With the coming legislative session and the Governor’s proposed $60 million budget item for ESA vouchers, we must consider whether vouchers are good policy for Nevada families and taxpayers.
Much has been said about other important investments, with proven track records of success, that should be funded instead of vouchers. Access to quality pre-K, additional weighted funding for more vulnerable populations, and capital investments to improve our school environments are just a few of the desperately needed investments that should take priority over vouchers.
We also know that most voucher applicants come from wealthier zip codes, raising the question of whether vouchers would actually help those most in need. But why are voucher applicants more likely from wealthy neighborhoods?
Many reasons attribute to this pattern.
- Many low-income families rely on school transportation, which private schools that are typically far from poor neighborhoods, do not offer.
- Many low-income families rely on free or reduced lunch, which is not available in private schools.
- Private schools often don’t offer the additional resources and services necessary for the most vulnerable students to succeed, and these schools can simply reject students with these, often expensive, needs.

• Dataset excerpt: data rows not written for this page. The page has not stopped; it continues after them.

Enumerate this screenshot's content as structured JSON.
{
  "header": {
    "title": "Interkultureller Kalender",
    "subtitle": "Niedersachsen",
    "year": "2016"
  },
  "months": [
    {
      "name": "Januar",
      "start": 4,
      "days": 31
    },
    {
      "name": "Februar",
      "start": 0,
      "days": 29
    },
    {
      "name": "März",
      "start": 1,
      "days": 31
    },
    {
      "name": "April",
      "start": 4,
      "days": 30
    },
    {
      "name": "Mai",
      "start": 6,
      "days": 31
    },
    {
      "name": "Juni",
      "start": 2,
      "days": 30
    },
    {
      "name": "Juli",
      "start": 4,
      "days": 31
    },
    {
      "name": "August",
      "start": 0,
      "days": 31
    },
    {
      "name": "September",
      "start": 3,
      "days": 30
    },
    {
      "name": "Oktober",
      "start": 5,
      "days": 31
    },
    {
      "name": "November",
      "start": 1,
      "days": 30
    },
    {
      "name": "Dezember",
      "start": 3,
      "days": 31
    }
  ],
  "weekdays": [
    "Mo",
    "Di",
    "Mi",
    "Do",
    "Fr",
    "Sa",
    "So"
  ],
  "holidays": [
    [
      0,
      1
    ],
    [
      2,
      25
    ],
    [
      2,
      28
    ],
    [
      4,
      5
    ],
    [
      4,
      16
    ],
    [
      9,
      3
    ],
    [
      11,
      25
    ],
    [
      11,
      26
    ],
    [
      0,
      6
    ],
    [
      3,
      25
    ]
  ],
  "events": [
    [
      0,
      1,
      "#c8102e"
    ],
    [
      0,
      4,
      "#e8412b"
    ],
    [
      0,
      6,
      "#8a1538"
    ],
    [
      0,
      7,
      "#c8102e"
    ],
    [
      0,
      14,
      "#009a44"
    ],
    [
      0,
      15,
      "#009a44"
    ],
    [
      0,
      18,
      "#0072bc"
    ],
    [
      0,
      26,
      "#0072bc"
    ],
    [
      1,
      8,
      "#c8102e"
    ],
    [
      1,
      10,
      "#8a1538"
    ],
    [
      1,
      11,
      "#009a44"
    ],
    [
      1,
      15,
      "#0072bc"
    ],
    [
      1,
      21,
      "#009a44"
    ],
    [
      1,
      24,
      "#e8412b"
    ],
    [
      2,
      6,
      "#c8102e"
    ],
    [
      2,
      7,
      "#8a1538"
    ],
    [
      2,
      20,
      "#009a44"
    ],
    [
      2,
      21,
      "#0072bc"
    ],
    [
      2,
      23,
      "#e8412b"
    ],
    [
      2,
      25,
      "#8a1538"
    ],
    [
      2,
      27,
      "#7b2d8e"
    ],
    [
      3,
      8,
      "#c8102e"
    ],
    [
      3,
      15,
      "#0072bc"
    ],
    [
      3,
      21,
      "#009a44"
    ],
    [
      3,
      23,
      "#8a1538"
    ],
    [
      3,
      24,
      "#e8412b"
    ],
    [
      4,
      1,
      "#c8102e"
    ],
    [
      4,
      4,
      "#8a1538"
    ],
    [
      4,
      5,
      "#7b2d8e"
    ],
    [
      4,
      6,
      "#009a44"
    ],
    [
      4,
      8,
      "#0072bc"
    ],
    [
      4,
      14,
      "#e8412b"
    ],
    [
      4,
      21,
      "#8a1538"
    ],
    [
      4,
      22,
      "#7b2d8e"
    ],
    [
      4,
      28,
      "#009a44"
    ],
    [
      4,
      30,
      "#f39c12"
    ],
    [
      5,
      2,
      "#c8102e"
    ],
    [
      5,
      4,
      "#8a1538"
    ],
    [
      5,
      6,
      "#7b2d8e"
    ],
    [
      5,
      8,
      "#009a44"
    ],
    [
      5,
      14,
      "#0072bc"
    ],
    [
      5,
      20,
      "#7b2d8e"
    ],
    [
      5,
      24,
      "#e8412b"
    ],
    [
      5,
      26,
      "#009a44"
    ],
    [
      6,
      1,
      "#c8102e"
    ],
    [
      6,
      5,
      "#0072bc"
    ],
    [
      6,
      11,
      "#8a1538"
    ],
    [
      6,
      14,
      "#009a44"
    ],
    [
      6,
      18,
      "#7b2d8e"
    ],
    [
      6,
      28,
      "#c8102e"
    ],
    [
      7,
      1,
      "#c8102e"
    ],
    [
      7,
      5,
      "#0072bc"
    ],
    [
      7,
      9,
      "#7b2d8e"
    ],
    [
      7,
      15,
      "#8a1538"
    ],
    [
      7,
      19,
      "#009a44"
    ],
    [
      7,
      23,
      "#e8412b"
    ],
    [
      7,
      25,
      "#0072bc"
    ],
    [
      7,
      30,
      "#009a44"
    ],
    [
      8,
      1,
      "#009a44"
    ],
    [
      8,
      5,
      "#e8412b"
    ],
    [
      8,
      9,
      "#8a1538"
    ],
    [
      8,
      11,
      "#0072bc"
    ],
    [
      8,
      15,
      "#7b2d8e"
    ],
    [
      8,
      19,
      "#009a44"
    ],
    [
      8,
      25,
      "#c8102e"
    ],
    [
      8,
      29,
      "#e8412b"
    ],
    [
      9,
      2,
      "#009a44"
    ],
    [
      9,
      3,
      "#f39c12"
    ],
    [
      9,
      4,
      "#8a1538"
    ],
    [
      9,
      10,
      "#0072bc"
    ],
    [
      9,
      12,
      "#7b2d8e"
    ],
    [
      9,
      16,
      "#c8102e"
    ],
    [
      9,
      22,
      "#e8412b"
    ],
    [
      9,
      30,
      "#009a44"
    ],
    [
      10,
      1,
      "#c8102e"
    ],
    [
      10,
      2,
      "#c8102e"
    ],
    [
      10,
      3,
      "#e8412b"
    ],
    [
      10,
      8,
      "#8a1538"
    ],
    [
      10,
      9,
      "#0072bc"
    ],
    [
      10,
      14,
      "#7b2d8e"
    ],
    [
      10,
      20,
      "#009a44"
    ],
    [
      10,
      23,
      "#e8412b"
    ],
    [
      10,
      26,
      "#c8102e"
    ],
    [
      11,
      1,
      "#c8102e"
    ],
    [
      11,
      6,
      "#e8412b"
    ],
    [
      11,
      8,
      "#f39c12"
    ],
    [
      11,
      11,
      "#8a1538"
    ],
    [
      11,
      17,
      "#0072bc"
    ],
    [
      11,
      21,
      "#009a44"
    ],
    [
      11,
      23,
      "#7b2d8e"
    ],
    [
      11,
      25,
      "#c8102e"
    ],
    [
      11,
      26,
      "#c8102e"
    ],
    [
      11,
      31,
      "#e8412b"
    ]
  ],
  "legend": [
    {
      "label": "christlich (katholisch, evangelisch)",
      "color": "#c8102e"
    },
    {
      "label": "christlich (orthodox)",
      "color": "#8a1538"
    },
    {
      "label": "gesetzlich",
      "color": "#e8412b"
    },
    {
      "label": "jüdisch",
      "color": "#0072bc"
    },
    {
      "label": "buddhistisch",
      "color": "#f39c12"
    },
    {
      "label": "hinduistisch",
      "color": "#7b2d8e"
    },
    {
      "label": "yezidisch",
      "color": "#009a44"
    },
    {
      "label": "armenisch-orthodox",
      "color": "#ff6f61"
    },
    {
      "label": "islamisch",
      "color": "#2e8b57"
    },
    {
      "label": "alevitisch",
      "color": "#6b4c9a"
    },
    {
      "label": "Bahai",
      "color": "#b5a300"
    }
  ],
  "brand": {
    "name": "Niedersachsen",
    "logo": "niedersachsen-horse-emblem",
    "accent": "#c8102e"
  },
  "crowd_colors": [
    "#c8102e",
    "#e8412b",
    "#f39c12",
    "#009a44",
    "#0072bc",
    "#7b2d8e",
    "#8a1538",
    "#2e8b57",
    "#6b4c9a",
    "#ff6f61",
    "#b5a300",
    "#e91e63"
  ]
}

But perhaps more importantly, private schools are prohibitively expensive. Some estimates find the average private school in Nevada costs between $8,000 to $10,000 per year. A voucher for low-income families would be about $5,700 per year, per child. A family with three children would need between $6,900 to $12,900 over and above the voucher funds to take advantage of the program each year. And this does not include fees, uniforms, transportation, and food costs, which can add thousands more onto the cost of private school.
This chart illustrates how few options low-income families have when considering private school options.
We must come together and make investments so families have the choice of a strong, quality neighborhood school. We must support Nevada’s 460,000 children that rely on public school. Vouchers do not and will not work for the vast majority of these families.